Although the 2022 regulations had slightly modified the provisions regarding advertising, the 2026 decree on medical devices makes no mention of this.
Only the decree concerning DMDIVs specifies that, among the mandatory disclosures in professional advertising, the “class” of the DMDIV must be indicated, rather than the “list” on which the DMDIV appears, pursuant to Article R. 5221-6 of the CSP (amendment to Article R. 5223-2(3) of the CSP).
Please note: As of now, the CSP does not provide for any adjustments to consumer advertisements regarding the CEXXXX label required by European regulations, nor does it provide for adjustments to the labels for devices covered by Annex XVI.
The decree on in vitro diagnostic medical devices (“DMDIV”) follows a similar approach to that adopted for medical devices, adapting the regulatory provisions of the Public Health Code to the requirements of Regulation (EU) 2017/746 (“IVDR”).
Several points are worth noting.
First, the decree confirms the language requirements applicable to IVDs placed on the market or put into service in France. The labeling, instructions for use, certain information regarding the operation or use of the device, the EU Declaration of Conformity, and safety notices must be written in French.
The decree also sets out the rules for reporting business activities to the ANSM. It specifies the procedures for filing, updating, and periodically confirming the reported information, as well as the obligations in the event of cessation of business or a change in the SIRET number. If a report is incomplete, the reporting party has thirty days to complete it; otherwise, the report is deemed inadmissible.
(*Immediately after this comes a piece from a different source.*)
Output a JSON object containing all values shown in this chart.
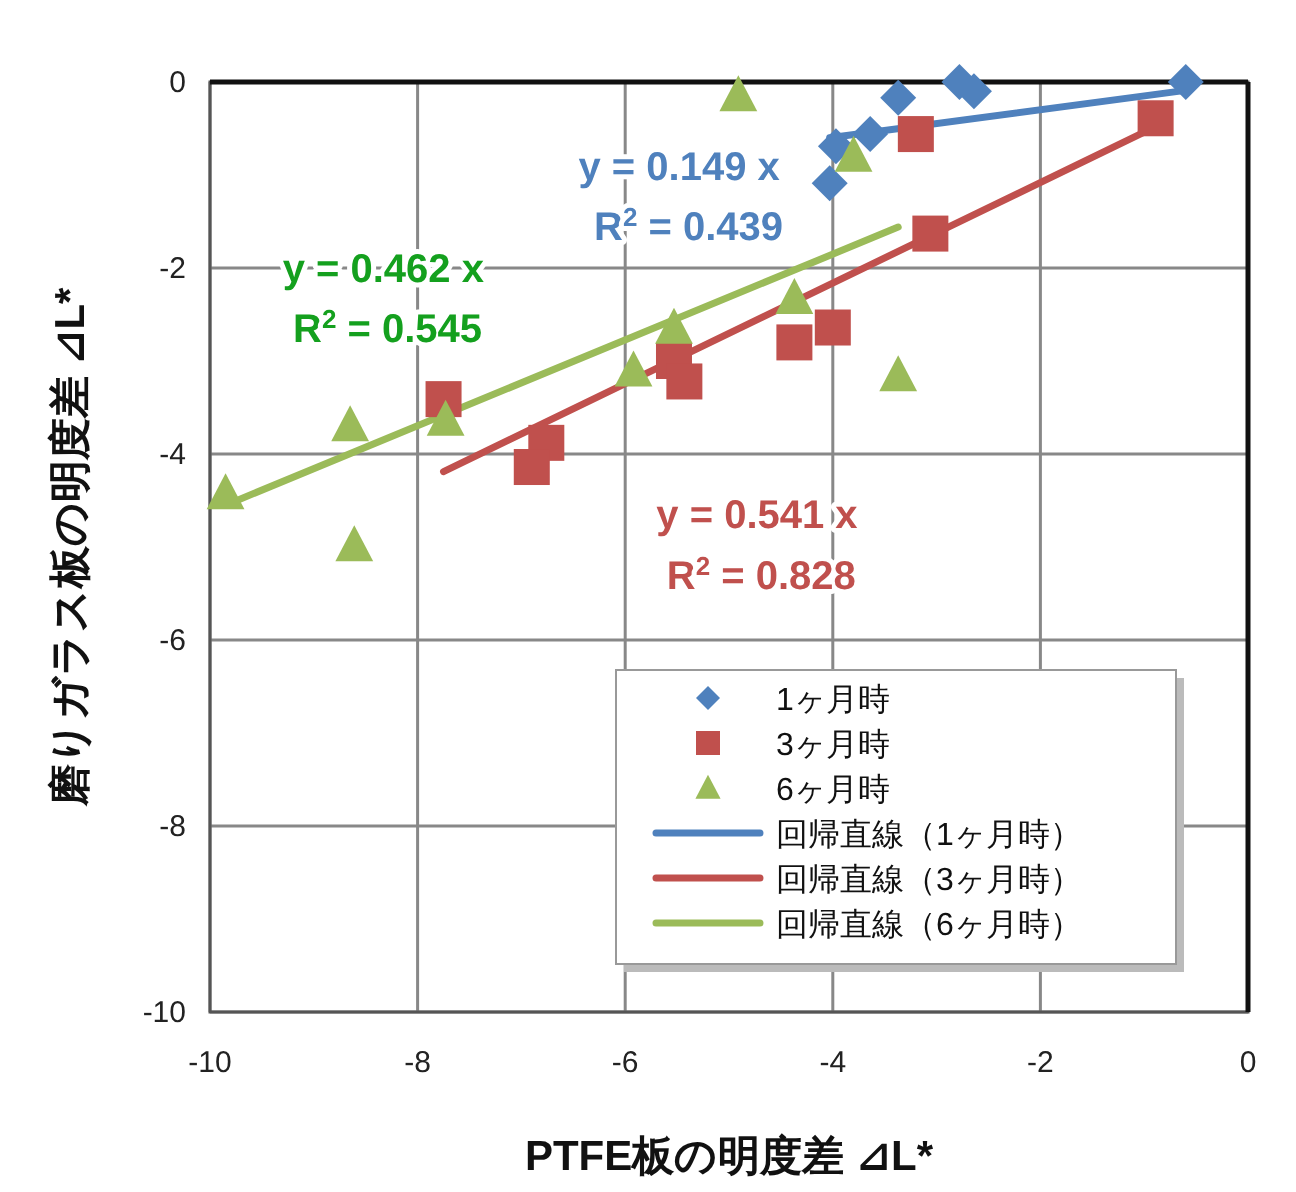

The text also specifies the cooperation obligations of economic operators. The manufacturer, its authorized representative, the importer, or the distributor must, at the request of the competent authorities, provide the information, documents, or samples necessary to verify compliance with the obligations set forth in the IVDR (Articles R. 5222-1 et seq. of the CSP):
Reporting requirements are also specified. Healthcare professionals and trained staff working for prevention organizations or associations must report serious incidents without delay. Patients, accredited patient organizations, non-professional users, and other third parties may also report incidents or serious incidents of which they are aware. The text further provides for specific coordination with pharmacovigilance for incidents related to companion diagnostic devices.
A special exemption for establishments that manufacture and use their own devices: The decree specifies their reporting obligations to the ANSM (activity report, supporting documentation, compliance with the general safety and performance requirements of the regulation).
Another significant change concerns the traceability of certain rapid diagnostic tests (RDTs) and self-testing kits when they are performed or dispensed outside of healthcare facilities. The professionals concerned must record and store electronically the data necessary to identify the person concerned, the device used or provided, and the date of performance or dispensing. These provisions will take effect on a date set by decree, and no later than January 1, 2027.
Notably, the Director General of the ANSM is expressly designated as the competent authority in the event of a dispute regarding the classification of a DMDIV. This clarification reinforces the national authority’s role in applying the classification rules set forth in the IVDR.
Most of the decree took effect the day after its publication in the Official Journal, on April 22, 2026.
However, the provisions regarding the specific traceability rules applicable to implantable devices, insofar as they apply to community pharmacists, will take effect on September1, 2026 (Section 5 of Chapter II of Title I of Book II of Part Five of the CSP).
The certification scheme for restoring buildings to a usable condition, meanwhile, has a transition period that runs until September1, 2027 (Article 4 of Decree No. 2026-299 of April 17, 2026).